France is tapping the bond market for the first time in eight months, launching a syndicated bond sale as the new government struggles to secure support for a crucial budget, Bloomberg reports.
The move is a significant test of investor confidence amid ongoing political instability.
The French government is offering a new bond maturing in 2042, with pricing expected later on Tuesday. This marks the first syndicated offering since May of last year, when the country sold an inflation-linked bond. The previous offering came just weeks before President Emmanuel Macron’s shock decision to call early legislative elections, which threw France into a period of political turmoil.
According to sources familiar with the deal, the new bond is expected to price at some 10 basis points above comparable bonds. While debt syndications are typically more expensive than traditional auctions, they enable governments to rapidly raise large sums of capital while broadening their investor base.

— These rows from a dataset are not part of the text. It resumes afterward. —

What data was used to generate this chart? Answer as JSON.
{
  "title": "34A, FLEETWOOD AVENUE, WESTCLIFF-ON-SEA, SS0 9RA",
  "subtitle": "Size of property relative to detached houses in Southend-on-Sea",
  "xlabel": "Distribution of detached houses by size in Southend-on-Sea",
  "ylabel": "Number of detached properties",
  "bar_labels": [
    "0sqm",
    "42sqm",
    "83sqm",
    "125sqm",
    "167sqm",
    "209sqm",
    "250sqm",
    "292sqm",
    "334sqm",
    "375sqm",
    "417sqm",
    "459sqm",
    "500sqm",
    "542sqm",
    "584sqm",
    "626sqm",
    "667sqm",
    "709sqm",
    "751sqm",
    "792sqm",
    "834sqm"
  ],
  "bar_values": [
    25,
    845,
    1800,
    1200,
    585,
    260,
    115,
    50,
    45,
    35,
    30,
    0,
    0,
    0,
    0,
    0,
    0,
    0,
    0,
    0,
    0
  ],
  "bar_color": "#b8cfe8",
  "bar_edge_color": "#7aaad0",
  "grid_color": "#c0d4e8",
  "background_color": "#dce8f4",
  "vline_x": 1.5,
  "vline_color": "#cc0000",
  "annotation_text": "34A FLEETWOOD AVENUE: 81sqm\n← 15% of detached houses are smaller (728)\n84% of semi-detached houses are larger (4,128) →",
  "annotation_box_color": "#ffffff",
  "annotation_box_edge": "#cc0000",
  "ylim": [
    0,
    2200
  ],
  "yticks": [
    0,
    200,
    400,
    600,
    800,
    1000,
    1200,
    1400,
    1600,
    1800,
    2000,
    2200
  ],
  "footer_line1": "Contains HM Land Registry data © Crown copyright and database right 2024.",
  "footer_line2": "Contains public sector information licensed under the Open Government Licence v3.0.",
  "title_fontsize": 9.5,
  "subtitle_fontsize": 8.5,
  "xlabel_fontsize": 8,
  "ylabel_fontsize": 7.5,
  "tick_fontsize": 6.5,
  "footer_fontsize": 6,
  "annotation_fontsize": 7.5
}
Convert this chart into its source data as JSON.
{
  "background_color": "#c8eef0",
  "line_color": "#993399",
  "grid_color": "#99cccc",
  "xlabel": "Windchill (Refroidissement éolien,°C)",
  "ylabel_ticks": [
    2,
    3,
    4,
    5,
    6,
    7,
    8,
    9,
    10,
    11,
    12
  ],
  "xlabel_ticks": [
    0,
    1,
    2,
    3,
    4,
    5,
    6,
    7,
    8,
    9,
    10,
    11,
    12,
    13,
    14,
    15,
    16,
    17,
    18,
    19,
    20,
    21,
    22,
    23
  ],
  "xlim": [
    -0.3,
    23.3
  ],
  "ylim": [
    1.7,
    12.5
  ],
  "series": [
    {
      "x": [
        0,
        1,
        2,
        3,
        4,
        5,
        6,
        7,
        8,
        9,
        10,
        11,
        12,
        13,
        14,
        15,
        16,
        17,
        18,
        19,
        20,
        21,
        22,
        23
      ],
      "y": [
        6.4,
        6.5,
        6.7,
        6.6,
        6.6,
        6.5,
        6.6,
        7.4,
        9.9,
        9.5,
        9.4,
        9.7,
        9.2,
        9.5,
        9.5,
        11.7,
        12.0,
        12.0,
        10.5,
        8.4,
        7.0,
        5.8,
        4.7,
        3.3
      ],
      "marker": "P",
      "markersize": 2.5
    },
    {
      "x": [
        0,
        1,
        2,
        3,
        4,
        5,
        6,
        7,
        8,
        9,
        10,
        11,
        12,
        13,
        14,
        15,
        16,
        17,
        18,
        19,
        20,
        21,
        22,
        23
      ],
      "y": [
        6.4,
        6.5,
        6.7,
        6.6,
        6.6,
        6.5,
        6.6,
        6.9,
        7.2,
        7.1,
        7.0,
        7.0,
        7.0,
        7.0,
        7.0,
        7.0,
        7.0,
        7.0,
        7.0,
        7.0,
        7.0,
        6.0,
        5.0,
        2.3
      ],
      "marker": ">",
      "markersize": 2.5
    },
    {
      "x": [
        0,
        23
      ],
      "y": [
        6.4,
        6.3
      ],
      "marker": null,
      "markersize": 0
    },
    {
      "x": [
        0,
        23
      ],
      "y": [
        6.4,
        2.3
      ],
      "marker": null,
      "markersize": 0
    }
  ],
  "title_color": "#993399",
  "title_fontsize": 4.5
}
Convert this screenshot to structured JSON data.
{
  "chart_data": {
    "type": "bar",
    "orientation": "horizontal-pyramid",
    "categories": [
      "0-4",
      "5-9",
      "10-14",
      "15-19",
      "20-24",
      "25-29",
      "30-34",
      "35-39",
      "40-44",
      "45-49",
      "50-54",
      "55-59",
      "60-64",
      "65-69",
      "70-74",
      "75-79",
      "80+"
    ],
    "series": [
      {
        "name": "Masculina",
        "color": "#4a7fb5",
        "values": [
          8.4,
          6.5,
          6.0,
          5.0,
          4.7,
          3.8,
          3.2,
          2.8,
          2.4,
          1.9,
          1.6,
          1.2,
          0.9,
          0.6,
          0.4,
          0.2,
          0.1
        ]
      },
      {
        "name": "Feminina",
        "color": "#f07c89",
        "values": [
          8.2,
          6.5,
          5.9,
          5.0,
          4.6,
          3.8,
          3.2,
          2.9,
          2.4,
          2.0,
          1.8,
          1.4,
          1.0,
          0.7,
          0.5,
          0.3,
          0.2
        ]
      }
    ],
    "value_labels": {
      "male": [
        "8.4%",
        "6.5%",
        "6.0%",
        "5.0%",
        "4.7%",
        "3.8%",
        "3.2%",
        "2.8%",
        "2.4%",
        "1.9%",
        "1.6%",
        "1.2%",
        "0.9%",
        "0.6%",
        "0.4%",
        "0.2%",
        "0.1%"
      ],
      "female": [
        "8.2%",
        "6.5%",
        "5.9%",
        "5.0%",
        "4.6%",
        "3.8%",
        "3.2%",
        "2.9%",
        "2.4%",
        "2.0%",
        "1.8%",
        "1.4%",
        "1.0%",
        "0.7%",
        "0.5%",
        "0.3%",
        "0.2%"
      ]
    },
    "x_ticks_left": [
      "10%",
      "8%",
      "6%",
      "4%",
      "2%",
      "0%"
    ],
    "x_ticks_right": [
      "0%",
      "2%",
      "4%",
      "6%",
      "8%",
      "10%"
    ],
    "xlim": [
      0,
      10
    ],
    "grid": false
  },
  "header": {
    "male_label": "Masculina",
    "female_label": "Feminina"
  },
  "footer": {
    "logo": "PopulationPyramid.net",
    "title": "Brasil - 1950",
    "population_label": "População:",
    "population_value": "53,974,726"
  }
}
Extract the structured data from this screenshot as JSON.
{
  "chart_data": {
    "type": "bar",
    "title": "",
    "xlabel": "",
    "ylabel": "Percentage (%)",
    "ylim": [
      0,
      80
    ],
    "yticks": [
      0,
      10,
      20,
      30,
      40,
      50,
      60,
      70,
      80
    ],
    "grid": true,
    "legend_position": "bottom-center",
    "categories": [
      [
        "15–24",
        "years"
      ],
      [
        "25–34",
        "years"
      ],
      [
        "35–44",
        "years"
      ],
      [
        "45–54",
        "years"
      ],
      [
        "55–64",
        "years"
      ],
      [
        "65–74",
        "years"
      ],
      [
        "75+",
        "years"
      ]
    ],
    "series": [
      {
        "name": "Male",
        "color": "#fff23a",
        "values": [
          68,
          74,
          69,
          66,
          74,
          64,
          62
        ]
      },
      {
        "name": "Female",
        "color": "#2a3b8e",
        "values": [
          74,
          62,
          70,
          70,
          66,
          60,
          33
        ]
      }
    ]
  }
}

France’s borrowing costs have risen significantly in the past six months, as investors have demanded higher yields to compensate for the perceived risk associated with the country’s political volatility. The previous government, led by Michel Barnier, collapsed after failing to gain parliamentary support for a budget that included substantial spending cuts aimed at tackling the nation’s large deficit.
Prime Minister Francois Bayrou is now facing similar challenges. He narrowly survived a no-confidence vote last week, with both the far-right and Socialist parties abstaining, despite having joined forces previously to oust his predecessor. However, the political landscape remains precarious.
The yield spread between French and German 10-year bonds, a key risk indicator, experienced its largest decline since October last week, stabilizing at approximately 78 basis points on Tuesday.